やはり、人間は生食より少しでも加工したものを食べてこそだな。
旨い!俺たちは焼けた串にむしゃぶりついた。
そんな贅沢?を堪能してる時
家の前で声が聞こえた。
「・・・・・ぎ・・・ぎゃぎゃ」
「ぎゃ・・・・ぎゅぐ」
「ん?お客さんかね?」
「ぎ・・・(たぶん村の人たちだと思うけど)」
俺は立ち上がると入口の方へ向かい縦に開くようにした扉をあけた。
果たしてそこにいたのは
十数人の人間だった。
「あ~、なにか御用でしょうか?」
十数人の人間はさっと左右に別れ奥から老人が現れた。
「ギャギャギホブゴブリンギャ・・・ギャギギルギャトウーカぎゃ(初めましてホブゴブリン様・・・私は村長でギャトウーカともうします。

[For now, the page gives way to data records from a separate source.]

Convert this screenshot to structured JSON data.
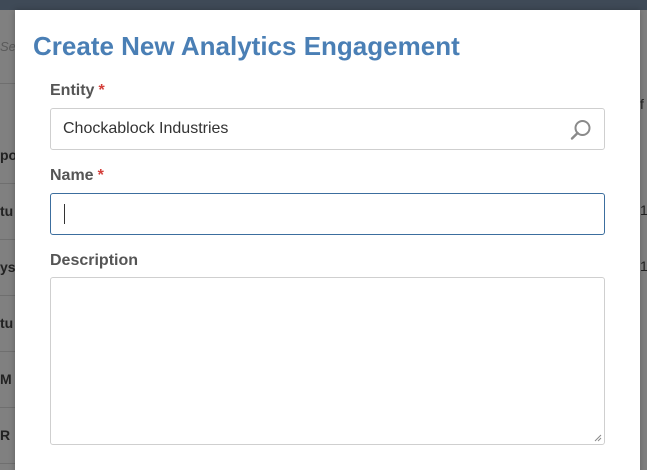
{
  "modal": {
    "title": "Create New Analytics Engagement",
    "required_marker": "*",
    "fields": {
      "entity": {
        "label": "Entity",
        "value": "Chockablock Industries"
      },
      "name": {
        "label": "Name",
        "value": ""
      },
      "description": {
        "label": "Description",
        "value": ""
      }
    }
  },
  "background": {
    "left_cells": [
      "Sea",
      "po",
      "tu",
      "ysi",
      "tu",
      "M",
      "R"
    ],
    "right_cells": [
      "f",
      "1",
      "1"
    ]
  },
  "colors": {
    "title": "#4a7fb5",
    "required": "#d43f3a",
    "focus_border": "#3c6e9e"
  },
  "icons": {
    "entity_lookup": "search-icon"
  }
}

)」
正直何も聞き取れなかったが好意的?な雰囲気だ
「ギャギャギギエギルギャ、ギャギャゴギガーヒャ(いつも孫のエギルが世話になっているようで、これはお近づきの印です」
そして徐に石を渡してきた。
岩塩だこれ。
「いいのですか?ありがとうございます。」
「ぎゃぎゃ?ぎぎゃぎゃ!!(どうしたの?っておじいちゃん!!)」
「エギルギャギャ、ギャギョガゴギェギャギギャッギャ(エギル孫がお世話になってるのでご挨拶に来たのじゃよ)」
「ぎゃぎゃ?」
「ぎゃーぎゃ」
なんだか和やかな雰囲気だ。
突然だったがこれなら仲良くご近所付き合いできそうな気がするぜ。
俺はお近づきの印にとダンゴムシとサワガニエビの串を渡した。
なお、人数分全員にサワガニエビ串はなかったためダンゴムシ多めである。
なお、サワガニエビ串に比べて人気はなかった・・・。